For appropriate evaluation of the role of chemotherapy in a given neoplastic disease, it is important to analyze the predictive factors influencing toxicity and survival, in addition to those influencing the antitumor response. With respect to toxicity, HCC patients tend to suffer more severe myelosuppression and hepatic toxicity than those with other malignant diseases, because most of them also have liver cirrhosis, which is usually associated with compromised hepatic function, thrombocytopenia and coagulopathy. However, predictive factors for toxicity were not examined in this study, since the toxicity of chemotherapy varies with the type of agents used. On the other hand, the prognosis of HCC patients with factors such as poor performance status and portal tumor thrombi has been reported to be extremely poor when systemic chemotherapy is administered (7 ); the median survival time was <4 months in patients with a performance status of 2-3, ascites, tumor occupying 50% or more of the entire liver or tumor thrombus in the main portal trunk (7 ).

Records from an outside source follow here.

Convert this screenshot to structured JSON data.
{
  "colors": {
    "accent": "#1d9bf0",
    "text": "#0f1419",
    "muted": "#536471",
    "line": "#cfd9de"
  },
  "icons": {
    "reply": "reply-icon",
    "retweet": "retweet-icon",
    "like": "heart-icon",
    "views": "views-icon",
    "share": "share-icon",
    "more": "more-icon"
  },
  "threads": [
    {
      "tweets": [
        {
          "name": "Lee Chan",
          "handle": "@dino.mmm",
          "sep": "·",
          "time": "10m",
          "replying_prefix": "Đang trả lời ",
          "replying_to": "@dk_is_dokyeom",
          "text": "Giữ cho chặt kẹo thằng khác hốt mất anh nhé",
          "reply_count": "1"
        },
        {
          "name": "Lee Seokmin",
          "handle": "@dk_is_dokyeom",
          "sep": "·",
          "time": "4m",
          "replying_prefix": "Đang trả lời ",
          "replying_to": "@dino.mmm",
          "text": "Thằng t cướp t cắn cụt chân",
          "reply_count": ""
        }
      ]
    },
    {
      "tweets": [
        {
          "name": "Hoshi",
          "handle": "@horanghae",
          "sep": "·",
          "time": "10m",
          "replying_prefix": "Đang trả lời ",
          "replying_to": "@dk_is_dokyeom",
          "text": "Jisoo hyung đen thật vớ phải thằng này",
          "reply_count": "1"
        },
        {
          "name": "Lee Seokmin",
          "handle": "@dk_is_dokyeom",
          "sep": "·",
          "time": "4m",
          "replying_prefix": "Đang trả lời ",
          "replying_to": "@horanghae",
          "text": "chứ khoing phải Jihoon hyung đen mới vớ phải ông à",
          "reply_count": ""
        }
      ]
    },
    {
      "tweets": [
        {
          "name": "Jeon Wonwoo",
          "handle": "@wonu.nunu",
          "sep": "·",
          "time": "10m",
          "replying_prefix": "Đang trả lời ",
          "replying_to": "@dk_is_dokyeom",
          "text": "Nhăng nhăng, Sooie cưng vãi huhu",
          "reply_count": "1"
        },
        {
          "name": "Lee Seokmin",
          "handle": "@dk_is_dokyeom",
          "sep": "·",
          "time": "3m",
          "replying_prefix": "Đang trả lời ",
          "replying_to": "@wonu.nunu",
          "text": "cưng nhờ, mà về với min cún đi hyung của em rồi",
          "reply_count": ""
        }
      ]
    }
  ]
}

There have been only a few reports concerning the predictive factors for tumor response to systemic chemotherapy for HCC. Although the response is totally unpredictable prior to chemotherapy, it is important to exclude patients unlikely to achieve a tumor response from chemotherapeutic trials. Patt et al. (8 ) reported that the serum AFP level and tumor size may help to predict the response to combination therapy with fluorouracil and recombinant interferon-[alpha]-2b. In their study, there were no responders in the subgroup of patients who had a high level of serum AFP (>50 ng/ml) and/or more than 50% liver replacement by the tumor. With respect to tumor size, their result was similar to ours. However, in our study, the serum AFP level showed no significant relationship with the response rate. Choi et al. (9 ) also reported that the serum AFP level was not correlated with response to systemic chemotherapy with adriamycin. The precise reason for this discrepancy remains unclear, although it may be due to marked regional differences in the biological characteristics of HCC.
These findings indicate that, regardless of the chemotherapy regimen used, patients with poor hepatic reserve and/or fairly advanced HCC are inappropriate candidates for clinical trials of systemic chemotherapy and should be treated with different experimental approaches or offered only systemic care to maintain their quality of life.